I've already begun to cannibalize my Drusilla WIP Windows of My Soul to create a couple of Lydia ficlets: The End of an Age and Critique of Judgment I. The former of these made it onto [livejournal.com profile] su_herald without my self-pimping it; I don't know what that means (probably nothing), but it made me smile.

Speaking of cannibalizing Windows of My Soul (it'll be stronger for it in the end, I promise!) I also posted A History of Violence, a Spike/Dru piece set in 1942 Germany, after Spike leaves the submarine from "Why We Fight." The fic seems to have been very warmly received--who could complain about these especially warm reviews over at the Slayer's Fanfic Archive?

I feel better for "wasting" my weekend online. I've been feeling listless lately, overcome by paralyzing fear as regards both my academic work and even more so my graduate applications. So I haven't been able to write fic, but somehow I now feel even more directionless without fanfiction. You guys might just be keeping me sane right now, and I joined [livejournal.com profile] fanfic100 with that in mind. Hopefully the next round of [livejournal.com profile] femslash_minis will center on a character I can actually write.

And I didn't spend my entire weekend online, I went to see 12 Monkeys with the campus philosophy club. It took me almost an hour afterwards to explain why there is no logical error involved in the concept of a causality loop (the "T1" scenario). The causality loop itself is uncaused (or rather caused by itself), but all of its component elements are causally co-determined; it's a feature of the universe. And I'm sure I don't need to explain my reasoning to y'all, many of whom are hardly science fiction neophytes, but it annoyed me that we ended up getting so caught up in what to me seems so elementary. I've revised my notion that discussion of causal loops isn't "real" philosophy--there are a lot of metaphysical assumptions that inevitably come into play--but still, there were other philosophical places we could have went, like the epistemological issues. (It's difficult for a movie to raise real metaphysical issues. Movies like The Matrix and The Truman Show gesture in the direction, but they can't really problematize reality itself--because one cannot cinematically show non-reality. What they can do, however, and do well is problematize our knowledge of reality, without ever really managing to challenge our conviction that some type of noumenal or "objective" reality undergirds it all.) Or I could throw out some real temporal paradoxes, instead of the pseudoparadox presented by a causality loop. Equally, there's no reason "why" temporal paradoxes don't exist--why we don't kill our grandparents--but we can tell from the fact that we exist that they don't. It's simply a feature of the universe.

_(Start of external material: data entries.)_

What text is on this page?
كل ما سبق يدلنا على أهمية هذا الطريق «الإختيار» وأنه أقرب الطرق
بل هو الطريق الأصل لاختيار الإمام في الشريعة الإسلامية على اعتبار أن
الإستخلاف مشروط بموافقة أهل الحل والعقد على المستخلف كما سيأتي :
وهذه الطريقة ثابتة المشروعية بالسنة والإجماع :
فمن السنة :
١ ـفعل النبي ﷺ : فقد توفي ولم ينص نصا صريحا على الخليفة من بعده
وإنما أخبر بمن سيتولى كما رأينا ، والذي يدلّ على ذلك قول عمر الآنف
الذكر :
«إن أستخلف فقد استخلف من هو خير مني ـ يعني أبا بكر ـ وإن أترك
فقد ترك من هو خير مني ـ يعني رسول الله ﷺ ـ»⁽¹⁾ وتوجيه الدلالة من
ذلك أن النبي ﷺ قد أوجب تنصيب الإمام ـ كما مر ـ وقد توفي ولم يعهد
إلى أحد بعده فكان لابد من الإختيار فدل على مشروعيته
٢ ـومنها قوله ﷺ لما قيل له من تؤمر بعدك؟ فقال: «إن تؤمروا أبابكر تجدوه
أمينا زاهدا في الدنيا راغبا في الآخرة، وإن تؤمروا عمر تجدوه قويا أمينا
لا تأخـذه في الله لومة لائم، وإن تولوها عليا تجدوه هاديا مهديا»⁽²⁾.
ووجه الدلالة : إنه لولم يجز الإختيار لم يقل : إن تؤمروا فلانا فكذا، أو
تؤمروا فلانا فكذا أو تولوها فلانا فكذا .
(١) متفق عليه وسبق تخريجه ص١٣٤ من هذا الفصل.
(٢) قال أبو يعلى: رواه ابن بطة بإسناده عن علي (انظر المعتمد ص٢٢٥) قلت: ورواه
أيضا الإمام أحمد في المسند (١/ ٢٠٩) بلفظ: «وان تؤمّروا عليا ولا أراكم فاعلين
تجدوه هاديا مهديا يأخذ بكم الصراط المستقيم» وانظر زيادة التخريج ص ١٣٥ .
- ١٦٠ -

And speaking of causality loops, if any of my flisters haven't read Robert A. Heinlein's "--All You Zombies--" do so. Now. There's an online version at the link. Not exactly easy on the eyes, but it's so worth it. All hail the dean of science fiction.

Trust me. And if one needs it, or even if one doesn't (it's cool) there's an explanatory graphic "timeline" here.

ETA: Okay, whoever transcribed that story? Really needs to learn how to use quotation marks. *shudder* This story is just as good as the second time I read it (nothing ever competes with the first), but reading it through slash goggles is amusing. I mean, come on, it's time-travelling mpreg! (Well, not really.)

But this line?: He had a lethal style of infighting, like a female cop - reason I wanted him. Not the only one. Slashtastic.